Iran has won a point over the UK.
Seizing a British oil tanker in the gulf has been always a red line. The Iranians have pushed the UK’s back against the wall, as they said they would do. Their message was loud and clear. But British ministers and diplomats underestimated the Iranian threat.
The confrontation started with the confiscation of the Iranian oil tanker Grace 1 in Gibraltar, on behest of the US. Trump’s pressure on the government was meant to drive a wedge between the UK and its European allies, who are keen on maintaining the status quo and the 2015 nuclear deal, signed by Iran and other major powers.
The EU signatories want Iran to avoid two crucial events: Iran breaking off from the nuclear accord (also known as the JCPOA), and igniting a war with the US.
As for the Iranians, their trigger-happy attitude in the gulf aims to nudge the Europeans out of their comfort zone. They want EU states to pressure the Trump administration to scale back some of the economic sanctions, especially on Iran’s oil sales, since Trump pulled out of the JCPOA and re-imposed them on Iran.
The Iranian regime also doesn’t want any of the three EU signatories (the UK, France and Germany) to pull out of the deal. The EU partners are vital for Iran because they provide it with a moral, political and diplomatic cover against aggression from the US. They also help to thwart the repeated and relentless attempts by Russia and China (the non-European signatories) to isolate Iran from Europe, and increase its dependence on them. And the EU partners stand in the way of Trump’s international coalition, whose outcome could well be an exact reflection of the lead up to the Iraq War in 2003.
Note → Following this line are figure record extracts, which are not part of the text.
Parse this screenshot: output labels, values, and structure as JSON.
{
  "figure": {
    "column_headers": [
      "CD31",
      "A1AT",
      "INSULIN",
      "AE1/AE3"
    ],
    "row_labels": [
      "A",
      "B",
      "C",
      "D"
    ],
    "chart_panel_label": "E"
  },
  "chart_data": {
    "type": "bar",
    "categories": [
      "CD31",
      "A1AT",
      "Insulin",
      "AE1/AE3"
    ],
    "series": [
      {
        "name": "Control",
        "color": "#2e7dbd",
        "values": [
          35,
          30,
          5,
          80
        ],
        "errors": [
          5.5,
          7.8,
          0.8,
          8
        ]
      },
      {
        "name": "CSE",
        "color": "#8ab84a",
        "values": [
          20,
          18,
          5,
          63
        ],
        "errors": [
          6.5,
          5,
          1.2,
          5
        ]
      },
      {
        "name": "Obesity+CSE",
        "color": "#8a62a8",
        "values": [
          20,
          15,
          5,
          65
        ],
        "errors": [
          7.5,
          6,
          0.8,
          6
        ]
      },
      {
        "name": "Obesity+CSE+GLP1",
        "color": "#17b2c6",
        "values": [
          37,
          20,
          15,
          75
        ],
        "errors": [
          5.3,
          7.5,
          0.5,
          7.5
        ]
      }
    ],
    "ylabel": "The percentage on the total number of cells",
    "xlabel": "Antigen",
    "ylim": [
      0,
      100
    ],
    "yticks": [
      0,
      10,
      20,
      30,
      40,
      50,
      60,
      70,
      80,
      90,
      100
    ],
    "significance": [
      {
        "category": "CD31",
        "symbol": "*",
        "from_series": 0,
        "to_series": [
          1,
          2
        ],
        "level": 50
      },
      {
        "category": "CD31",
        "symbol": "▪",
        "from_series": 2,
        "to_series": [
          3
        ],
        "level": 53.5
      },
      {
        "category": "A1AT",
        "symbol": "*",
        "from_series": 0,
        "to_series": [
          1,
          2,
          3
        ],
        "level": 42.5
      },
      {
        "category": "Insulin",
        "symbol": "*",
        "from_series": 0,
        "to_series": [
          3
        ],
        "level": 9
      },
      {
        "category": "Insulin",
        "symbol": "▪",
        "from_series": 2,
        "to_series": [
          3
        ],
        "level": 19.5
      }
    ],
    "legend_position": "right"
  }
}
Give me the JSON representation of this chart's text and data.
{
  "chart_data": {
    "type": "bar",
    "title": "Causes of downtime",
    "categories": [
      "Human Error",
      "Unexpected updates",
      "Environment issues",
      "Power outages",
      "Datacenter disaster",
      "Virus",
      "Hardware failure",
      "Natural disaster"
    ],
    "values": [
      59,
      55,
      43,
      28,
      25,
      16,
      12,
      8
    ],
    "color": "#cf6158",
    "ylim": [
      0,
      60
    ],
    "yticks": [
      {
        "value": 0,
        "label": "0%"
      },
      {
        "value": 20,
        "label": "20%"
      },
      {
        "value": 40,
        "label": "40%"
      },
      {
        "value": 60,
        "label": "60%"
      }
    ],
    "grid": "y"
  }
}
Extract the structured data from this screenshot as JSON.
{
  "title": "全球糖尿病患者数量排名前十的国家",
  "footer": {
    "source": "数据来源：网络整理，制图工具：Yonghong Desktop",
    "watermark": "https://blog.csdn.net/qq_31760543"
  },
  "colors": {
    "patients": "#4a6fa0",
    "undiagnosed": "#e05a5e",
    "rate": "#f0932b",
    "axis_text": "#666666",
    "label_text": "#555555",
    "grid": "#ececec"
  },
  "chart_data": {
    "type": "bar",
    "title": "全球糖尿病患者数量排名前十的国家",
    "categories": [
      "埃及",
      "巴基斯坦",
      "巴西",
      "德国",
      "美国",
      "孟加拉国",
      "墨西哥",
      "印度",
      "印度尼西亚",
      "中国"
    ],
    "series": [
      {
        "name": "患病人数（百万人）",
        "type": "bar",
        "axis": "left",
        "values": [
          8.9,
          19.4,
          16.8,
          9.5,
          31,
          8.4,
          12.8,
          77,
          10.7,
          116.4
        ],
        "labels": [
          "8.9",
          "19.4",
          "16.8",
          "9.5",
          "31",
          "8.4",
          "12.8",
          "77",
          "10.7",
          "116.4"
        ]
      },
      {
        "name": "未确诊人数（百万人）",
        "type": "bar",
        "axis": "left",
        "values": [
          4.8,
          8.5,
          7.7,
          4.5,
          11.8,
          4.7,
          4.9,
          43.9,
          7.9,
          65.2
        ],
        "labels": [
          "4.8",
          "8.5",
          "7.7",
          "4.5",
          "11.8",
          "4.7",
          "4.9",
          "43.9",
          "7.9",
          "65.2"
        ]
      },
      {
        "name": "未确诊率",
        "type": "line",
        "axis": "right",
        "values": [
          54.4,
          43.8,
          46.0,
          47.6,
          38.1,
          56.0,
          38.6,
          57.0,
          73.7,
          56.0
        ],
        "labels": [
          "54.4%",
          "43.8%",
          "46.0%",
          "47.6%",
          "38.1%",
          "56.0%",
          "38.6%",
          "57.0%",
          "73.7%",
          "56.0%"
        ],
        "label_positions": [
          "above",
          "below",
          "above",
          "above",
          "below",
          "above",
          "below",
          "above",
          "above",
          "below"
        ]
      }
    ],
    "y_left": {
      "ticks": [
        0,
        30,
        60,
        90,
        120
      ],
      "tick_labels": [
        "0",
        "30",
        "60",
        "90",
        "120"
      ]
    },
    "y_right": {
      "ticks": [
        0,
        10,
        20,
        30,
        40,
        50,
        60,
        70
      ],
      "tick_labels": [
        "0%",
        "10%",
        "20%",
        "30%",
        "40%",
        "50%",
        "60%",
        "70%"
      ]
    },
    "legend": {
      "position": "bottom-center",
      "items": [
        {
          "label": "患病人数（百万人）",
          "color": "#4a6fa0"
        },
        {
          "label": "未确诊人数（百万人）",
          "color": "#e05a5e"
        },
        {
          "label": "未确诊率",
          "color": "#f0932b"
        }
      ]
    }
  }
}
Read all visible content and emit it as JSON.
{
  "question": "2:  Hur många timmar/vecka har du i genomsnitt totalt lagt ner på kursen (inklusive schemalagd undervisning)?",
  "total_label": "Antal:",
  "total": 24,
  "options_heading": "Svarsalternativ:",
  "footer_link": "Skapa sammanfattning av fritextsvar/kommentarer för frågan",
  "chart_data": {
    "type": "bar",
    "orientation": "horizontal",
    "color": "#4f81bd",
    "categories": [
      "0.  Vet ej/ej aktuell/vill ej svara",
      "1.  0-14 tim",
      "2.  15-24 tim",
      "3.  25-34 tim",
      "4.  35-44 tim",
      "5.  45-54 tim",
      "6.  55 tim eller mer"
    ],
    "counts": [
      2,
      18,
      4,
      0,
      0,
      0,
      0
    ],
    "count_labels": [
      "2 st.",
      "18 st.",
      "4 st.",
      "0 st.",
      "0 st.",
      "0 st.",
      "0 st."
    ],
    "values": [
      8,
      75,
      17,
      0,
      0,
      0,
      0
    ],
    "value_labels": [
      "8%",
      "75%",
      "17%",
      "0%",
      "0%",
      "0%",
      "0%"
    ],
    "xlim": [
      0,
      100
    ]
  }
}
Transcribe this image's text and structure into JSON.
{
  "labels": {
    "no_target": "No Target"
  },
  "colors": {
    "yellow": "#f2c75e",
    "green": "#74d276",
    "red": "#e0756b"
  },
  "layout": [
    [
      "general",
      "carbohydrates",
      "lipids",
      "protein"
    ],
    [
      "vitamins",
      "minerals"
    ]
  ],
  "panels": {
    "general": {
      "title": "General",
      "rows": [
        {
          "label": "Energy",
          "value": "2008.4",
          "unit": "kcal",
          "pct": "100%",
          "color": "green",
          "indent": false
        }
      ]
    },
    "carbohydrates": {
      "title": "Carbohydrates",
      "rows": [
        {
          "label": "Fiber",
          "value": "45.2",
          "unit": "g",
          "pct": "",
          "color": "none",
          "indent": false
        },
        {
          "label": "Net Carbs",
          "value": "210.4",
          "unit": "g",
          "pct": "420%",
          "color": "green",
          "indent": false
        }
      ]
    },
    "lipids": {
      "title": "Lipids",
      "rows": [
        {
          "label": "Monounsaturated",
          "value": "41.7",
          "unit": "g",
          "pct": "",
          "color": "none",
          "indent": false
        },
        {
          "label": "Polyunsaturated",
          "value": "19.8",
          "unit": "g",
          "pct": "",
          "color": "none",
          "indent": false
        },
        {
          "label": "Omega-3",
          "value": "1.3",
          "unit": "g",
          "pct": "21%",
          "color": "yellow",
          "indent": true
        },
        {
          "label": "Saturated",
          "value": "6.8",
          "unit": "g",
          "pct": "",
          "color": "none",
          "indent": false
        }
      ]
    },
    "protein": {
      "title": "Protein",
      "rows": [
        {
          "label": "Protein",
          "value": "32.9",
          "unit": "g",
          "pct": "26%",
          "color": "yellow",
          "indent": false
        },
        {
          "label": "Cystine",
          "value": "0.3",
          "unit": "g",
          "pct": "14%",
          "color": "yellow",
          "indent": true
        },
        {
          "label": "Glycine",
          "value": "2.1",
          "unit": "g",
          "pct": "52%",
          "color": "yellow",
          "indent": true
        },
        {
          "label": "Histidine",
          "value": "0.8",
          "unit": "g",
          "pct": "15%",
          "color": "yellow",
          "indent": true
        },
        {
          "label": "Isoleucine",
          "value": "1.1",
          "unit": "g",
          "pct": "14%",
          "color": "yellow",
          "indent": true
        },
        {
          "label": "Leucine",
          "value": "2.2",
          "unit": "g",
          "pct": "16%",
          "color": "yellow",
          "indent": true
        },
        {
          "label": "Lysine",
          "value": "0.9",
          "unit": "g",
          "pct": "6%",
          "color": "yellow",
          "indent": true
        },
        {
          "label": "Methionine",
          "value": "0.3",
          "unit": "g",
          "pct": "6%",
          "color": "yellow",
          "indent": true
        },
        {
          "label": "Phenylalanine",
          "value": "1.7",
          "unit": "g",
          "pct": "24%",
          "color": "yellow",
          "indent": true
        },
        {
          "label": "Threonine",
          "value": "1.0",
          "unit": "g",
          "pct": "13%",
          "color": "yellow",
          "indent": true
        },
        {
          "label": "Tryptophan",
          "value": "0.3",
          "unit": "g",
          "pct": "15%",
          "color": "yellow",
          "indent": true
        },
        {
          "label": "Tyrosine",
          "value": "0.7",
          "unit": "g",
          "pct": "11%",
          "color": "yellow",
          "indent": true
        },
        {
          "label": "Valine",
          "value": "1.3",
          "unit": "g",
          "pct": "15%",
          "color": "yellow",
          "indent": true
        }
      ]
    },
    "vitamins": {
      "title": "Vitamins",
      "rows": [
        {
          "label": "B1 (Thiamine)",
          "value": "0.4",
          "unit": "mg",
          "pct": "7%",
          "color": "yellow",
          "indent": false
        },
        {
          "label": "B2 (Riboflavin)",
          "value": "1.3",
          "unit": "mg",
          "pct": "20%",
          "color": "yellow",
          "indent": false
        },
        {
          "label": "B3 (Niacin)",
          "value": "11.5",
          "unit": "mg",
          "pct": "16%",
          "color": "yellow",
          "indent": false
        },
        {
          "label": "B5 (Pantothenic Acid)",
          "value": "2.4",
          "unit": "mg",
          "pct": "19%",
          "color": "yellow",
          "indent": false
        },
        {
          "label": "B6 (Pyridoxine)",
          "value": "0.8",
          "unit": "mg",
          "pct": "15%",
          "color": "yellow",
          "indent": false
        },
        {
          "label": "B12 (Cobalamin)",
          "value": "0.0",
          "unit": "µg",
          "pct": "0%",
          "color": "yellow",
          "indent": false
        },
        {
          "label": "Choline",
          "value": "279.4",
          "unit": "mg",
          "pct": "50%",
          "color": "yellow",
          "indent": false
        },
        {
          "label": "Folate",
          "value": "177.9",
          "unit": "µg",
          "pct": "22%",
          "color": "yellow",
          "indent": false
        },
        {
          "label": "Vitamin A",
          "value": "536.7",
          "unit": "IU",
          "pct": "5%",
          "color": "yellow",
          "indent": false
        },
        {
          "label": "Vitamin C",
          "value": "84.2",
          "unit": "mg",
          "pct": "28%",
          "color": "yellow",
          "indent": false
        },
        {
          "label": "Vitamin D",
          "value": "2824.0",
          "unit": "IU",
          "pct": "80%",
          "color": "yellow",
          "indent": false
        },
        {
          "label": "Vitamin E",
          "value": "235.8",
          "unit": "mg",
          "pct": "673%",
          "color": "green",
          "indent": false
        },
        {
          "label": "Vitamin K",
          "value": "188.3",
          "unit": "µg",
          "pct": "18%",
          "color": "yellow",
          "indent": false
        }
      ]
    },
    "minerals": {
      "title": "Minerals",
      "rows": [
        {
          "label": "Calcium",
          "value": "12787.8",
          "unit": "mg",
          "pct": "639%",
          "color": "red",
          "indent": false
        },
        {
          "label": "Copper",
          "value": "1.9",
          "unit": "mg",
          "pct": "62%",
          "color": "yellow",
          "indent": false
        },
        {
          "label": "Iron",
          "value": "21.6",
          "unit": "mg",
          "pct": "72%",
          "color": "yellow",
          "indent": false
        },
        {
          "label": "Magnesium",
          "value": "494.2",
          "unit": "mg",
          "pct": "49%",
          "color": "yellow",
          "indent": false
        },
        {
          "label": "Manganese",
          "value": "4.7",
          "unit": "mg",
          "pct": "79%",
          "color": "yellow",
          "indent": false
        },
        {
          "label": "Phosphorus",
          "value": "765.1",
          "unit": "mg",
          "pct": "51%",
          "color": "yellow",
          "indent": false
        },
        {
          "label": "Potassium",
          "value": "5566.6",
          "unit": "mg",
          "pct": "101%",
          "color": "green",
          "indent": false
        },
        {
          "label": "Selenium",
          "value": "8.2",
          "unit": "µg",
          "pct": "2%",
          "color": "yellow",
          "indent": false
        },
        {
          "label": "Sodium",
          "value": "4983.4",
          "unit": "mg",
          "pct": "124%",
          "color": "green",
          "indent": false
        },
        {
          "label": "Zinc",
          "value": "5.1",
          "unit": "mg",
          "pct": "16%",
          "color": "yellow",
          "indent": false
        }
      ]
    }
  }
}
By seizing tanker Stena Impero, Iran has placed all its strategic and intertwined interests with the EU on the line – in a bid to pressure Trump.
But pressuring Trump is a very complex and extravagant business. Trump must have rejoiced when he received the news about the Revolutionary Guard Corps seizing a British tanker. The American President want the Europeans to join his anti-Iran coalition.
The Iranians understand the UK’s strategic weaknesses and political vulnerabilities, and they play them well against the UK’s increasingly out of touch political establishment, which is utterly burned out by Brexit.
The timing of seizing the tanker has been carefully chosen. Amid the changing of the political guard, Iran understands that the UK is realistically unable to build up a consensus as to how it should push back against Iran’s bullying its maritime merchant fleet at the Strait of Hormuz.
This will be the first order of business for future PM Boris Johnson, whose diplomatic skills will be instantly put to the test. He might clumsily rush to follow the example of the Falklands War, when Margaret Thatcher’s esteem was very low, and she, through determination and ruthlessness, managed to rise out of the war’s ashes as an exceptional leader.
But Johnson is not Thatcher, and this time the US is no longer there.
If he becomes our next prime minister on Tuesday, Boris will likely propel the UK to fall in line with the US strategy on Iran. This is where trust with Iran will face an absolute annihilation.
Seizing the Iranian tanker Grace 1 was just the beginning. In 1812, the UK abducted merchant ships in open waters, thrusting itself into a bloody war with the US. Now the US is pressuring the UK to capture oil tankers, and we will likely pay heavily for it.